Although a previous study in support of the hygiene hypothesis has reported that helminths can protect against allergy7, this idea is hardly reassuring for recipients of COVID-19 vaccines in Africa. ‘Breakthrough’ severe allergic reactions do occur among Africans residing on the continent. Helminths (such as Ascaris lumbricoides) are also associated with allergic reactions in Africa8. Furthermore, Ascaris spp. hookworms and some other helminths obligatorily pass through the lungs of human hosts during their life cycle and induce type 2 immune responses in these organs9. This response probably escalates the risk of pulmonary anaphylaxis in vaccine recipients. The specter of severe allergic adverse reactions therefore hangs over the rollout of COVID-19 vaccination in LMICs.
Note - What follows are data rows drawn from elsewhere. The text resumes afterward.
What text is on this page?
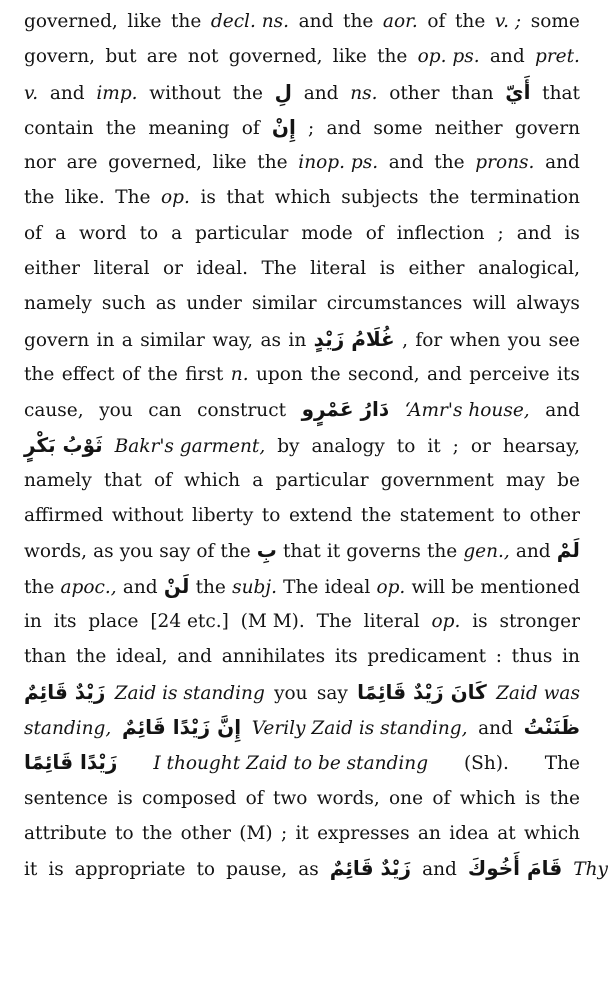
governed, like the decl. ns. and the aor. of the v. ; some
govern, but are not governed, like the op. ps. and pret.
v. and imp. without the لِ and ns. other than أَيّ that
contain the meaning of إِنْ ; and some neither govern
nor are governed, like the inop. ps. and the prons. and
the like. The op. is that which subjects the termination
of a word to a particular mode of inflection ; and is
either literal or ideal. The literal is either analogical,
namely such as under similar circumstances will always
govern in a similar way, as in غُلَامُ زَيْدٍ , for when you see
the effect of the first n. upon the second, and perceive its
cause, you can construct دَارُ عَمْرٍو ‘Amr's house, and
ثَوْبُ بَكْرٍ Bakr's garment, by analogy to it ; or hearsay,
namely that of which a particular government may be
affirmed without liberty to extend the statement to other
words, as you say of the بِ that it governs the gen., and لَمْ
the apoc., and لَنْ the subj. The ideal op. will be mentioned
in its place [24 etc.] (M M). The literal op. is stronger
than the ideal, and annihilates its predicament : thus in
زَيْدٌ قَائِمٌ Zaid is standing you say كَانَ زَيْدٌ قَائِمًا Zaid was
standing, إِنَّ زَيْدًا قَائِمٌ Verily Zaid is standing, and ظَنَنْتُ
زَيْدًا قَائِمًا I thought Zaid to be standing (Sh). The
sentence is composed of two words, one of which is the
attribute to the other (M) ; it expresses an idea at which
it is appropriate to pause, as زَيْدٌ قَائِمٌ and قَامَ أَخُوكَ Thy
Finally, owing to current vaccine supply constraints in LMICs, the use of fractional doses of COVID-19 vaccines to cover a greater number of people is under consideration10. This concept has been validated for other vaccines. But fractional doses that boost antibody responses in people with and without helminth infections might be different.

Given these concerns, we here provide a call to action for the scientific research community and funders to support clinical trials of full, fractional and booster COVID-19 vaccine doses in people with helminth infections as a priority population that represents one-quarter of humanity. These trials should confirm whether this population has lower titers of SARS-CoV-2-neutralizing antibodies and non-neutralizing antibody functional activities that promote cellular phagocytosis and complement deposition crucial for viral clearance. Other factors that are important to identify include whether members of this population have increased IgE titers coupled with a higher risk of severe allergic reactions, the fractional vaccine dose that works in these populations, and whether this population needs booster doses after being fully vaccinated. In the meantime, healthcare workers and COVID-19 vaccination programs in LMICs must remain vigilant for type I hypersensitivity reactions and maintain continuous training and preparedness for emergency intervention with life-saving measures.